What is the price of success? U.S. Steel's Chairman David M. Roderick has hinted that he may file dumping or countervailing duty actions against the Canadian steel industry, a move that could result in heavy fines for the Canadians if they are found guilty. U.S. Steel would have to prove that the Canadians are selling steel here at prices below their costs of production or that the Canadian Steelmakers are receiving subsidies from their government to help them sell steel cheaply here and that those actions are injuring the U.S. industry.

But steel experts in Canada and here agree that it is unlikely the Canadians are violating any trade laws. They're just more efficient steelmakers.

The U.S. government several years ago even allowed some Canadian companies to sell steel here at prices below the trigger price mechanism -- a system in which steel imports brought into the country under a specific price automatically trigger a government investigation -- because they legally produce steel so cheaply.

One reason for the Canadians' success is "our tradition of expectations and momentum," said Henry C. Winters, general manager for marketing of Algoma Steel Corp. Ltd. of Sault Ste.
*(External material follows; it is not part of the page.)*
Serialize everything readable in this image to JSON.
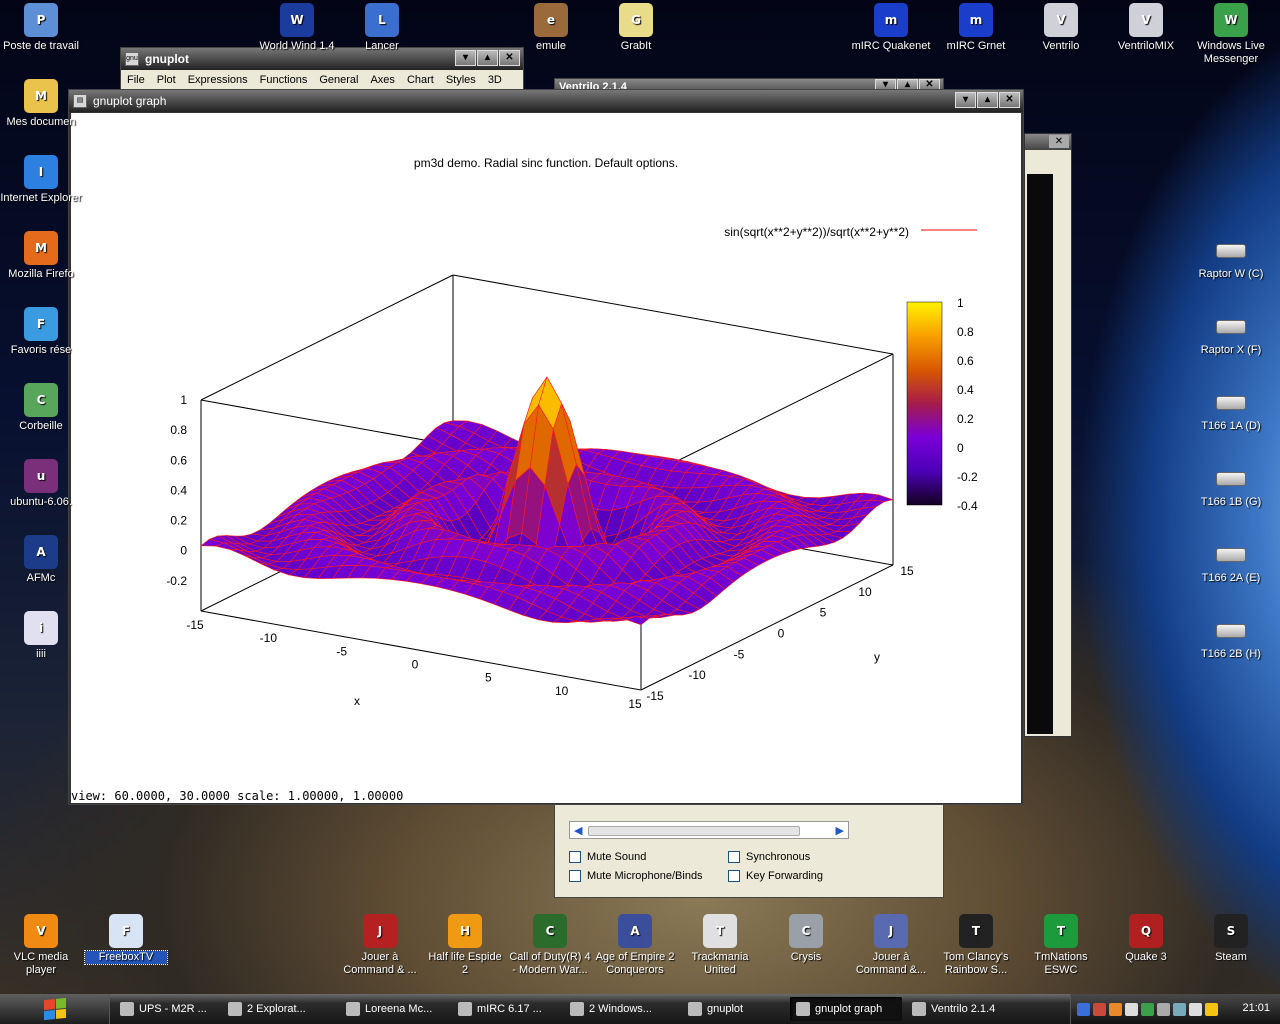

Marie, Ont. "It's like being on the winning team," Winters paused, then chuckled, "like the Yankees."

But dumping really isn't a laughing matter, and the Canadians say they are watching U.S. Steel closely. The United States filed dumping complaints against the Canadians in 1977 involving pig iron, a minor matter that was never pursued beyond the complaint-filing stage, the Canadians said.

"We don't need to dump, Winters said. "And we don't want to dump. We want to establish long-term relationships with large companies in the U.S."

Winters also said his company is considering filing dumping complaints of its own against the Europeans and Japanese who are already targets of dumping actions by U.S. Steel. Both the International Trade Commission and the Commerce Department are investigation import practices of seven European countries in response to the U.S. Steel suit. U.S. Steel's Roderick said that Japan may be next and hinted that Canada had better watch out, too.

What has happened to a country that only 25 years ago imported about 30 percent of its steel and now has growing exports, particularly to the United States, envied profits and good morale among its workers?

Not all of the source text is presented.